Küçük bir kahkaha attıktan sonra, "Üzerime düştüğünde hiçte, 'Seni kovacağım evimden, Justin!' demiyordun." dedi sesini benimkine benzetmek için biraz inceltirken. Kıkırdamaya devam ettiğini duyabiliyordum.

Diş fırçamı yerine koyduktan hemen sonra banyonun kapısına tekmemi geçirdim. "Siktir git, Justin! Oldu mu? Siktir git!"

Elimi kapıya götürüp hızla açmıştım ki burun buruna gelmemizle bir şey giymediği için çıplak olan göğsüne ardı sıra kesilmeyen yumruklarımı geçirmeye başladım. Tabi o benden hızlı davranıp ellerimi havada yakalamıştı.

"Alçılı ayağımdan tekme yememek istiyorsan rahat dur, Lydia," Dedi normal bir ses tonuyla. Ne zaman kavga etsek o, her zaman rahat tavrını takınabiliyordu. Ben niye hep bu kadar sinirleniyordum? Ah, doğru ya.

Hangi insan kendisini aldatmış bir erkekle aynı evde yaşamaya mahkum edilebilirdi ki? Tabi ki de ben.

"Sen yanımdayken sakin olmamı bekleyemezsin benden," Mırıldanarak tuttuğu bileklerimi kurtarmaya çalışırken bir anda beni duvara yaslamasıyla inlemek zorunda kaldım. Sırtımı hızlıca çarptığım için sesim biraz yüksek çıkmıştı.

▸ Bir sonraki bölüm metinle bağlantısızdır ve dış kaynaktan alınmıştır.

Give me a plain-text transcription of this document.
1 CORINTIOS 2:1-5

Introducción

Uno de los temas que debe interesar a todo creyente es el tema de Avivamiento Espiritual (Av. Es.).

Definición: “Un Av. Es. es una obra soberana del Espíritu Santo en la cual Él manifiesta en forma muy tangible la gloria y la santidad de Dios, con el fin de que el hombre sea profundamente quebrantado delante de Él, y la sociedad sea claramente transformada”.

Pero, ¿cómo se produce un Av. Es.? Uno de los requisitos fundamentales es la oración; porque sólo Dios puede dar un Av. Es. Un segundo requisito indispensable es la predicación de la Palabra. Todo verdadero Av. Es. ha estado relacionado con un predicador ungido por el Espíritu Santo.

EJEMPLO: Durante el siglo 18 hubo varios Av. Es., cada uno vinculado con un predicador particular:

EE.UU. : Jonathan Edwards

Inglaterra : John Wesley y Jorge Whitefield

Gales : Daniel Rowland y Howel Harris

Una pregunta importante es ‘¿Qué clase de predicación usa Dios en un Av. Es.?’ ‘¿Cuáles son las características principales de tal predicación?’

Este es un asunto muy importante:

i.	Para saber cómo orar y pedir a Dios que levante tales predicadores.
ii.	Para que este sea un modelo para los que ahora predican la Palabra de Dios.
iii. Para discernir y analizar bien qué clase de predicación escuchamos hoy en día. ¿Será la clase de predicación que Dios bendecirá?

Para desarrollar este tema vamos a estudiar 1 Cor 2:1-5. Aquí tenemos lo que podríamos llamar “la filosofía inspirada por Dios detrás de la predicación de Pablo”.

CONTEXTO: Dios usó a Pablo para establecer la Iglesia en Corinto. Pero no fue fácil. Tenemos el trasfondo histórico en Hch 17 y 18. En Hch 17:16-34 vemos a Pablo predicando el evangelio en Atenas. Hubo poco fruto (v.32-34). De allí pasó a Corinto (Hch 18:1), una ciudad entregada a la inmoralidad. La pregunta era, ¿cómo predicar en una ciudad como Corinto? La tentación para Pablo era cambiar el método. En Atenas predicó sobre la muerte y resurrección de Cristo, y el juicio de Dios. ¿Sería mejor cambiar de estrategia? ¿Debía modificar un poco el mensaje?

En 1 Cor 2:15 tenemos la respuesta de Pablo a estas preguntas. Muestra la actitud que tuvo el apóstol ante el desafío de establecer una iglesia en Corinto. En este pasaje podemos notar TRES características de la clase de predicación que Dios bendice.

Bileklerimin havalandığını ve başımın iki yanına sabitlendiğini hissettim. Aradan birkaç saniye geçmeden de nefesime karışan nefesiyle birlikte alnımda beliren yumuşak bir baskı vardı.

"Benden niye bu kadar nefret ediyorsun?" Diye sorduğunda dilimin ucuna söylenecek o kadar çok cümle ve küfür gelmişti ki, bir ara içimden kendimi tutamayıp ağlayıp zırlayana kadar ona bağırmak gelmişti.

Bileklerimi biraz zorlamam canımın acımasına ve onunda gücünü arttırıp beni duvara daha fazla bastırmasına neden olmuştu. Birleşmiş olan alınlarımızı ayırmak adına başımı hafif öne eğdim. Bu sefer de dudakları, saçlarım ve alnımın birleştiği yere denk gelmişti.

"Bunu yapma, sarışın," Sesi başlarda mırıltı gibi olsa da cümlesinin sonuna doğru kısılarak fısıltıya dönüşmüştü. "Seni deli gibi severken benden nefret ettiğini bilmek gerçekten acıtıyor."

"Gerçekten mi, Justin?" Dedim alaylı tavrımı sesime de yansıtmaya çalışırken. "Sen daha acının ne olduğunu bile bilmiyorsun."

"En azından sensizliğin ne olduğunu bilirim." Burnu saçlarımın arasında bir gezintiye çıkmış gibi yavaşça ilerliyordu. Eski Lydia olsa, Justin'in bu küçük hareketine dahi eriyip giderdi. Fakat şimdi bundan rahatsız olmuştum.

Tamam, kokusunu kavanoza saklamak gibi düşüncelerimi es geçersek, saçlarımı öptüğü için titremem bundan rahatsız olduğumu belirtirdi, değil mi?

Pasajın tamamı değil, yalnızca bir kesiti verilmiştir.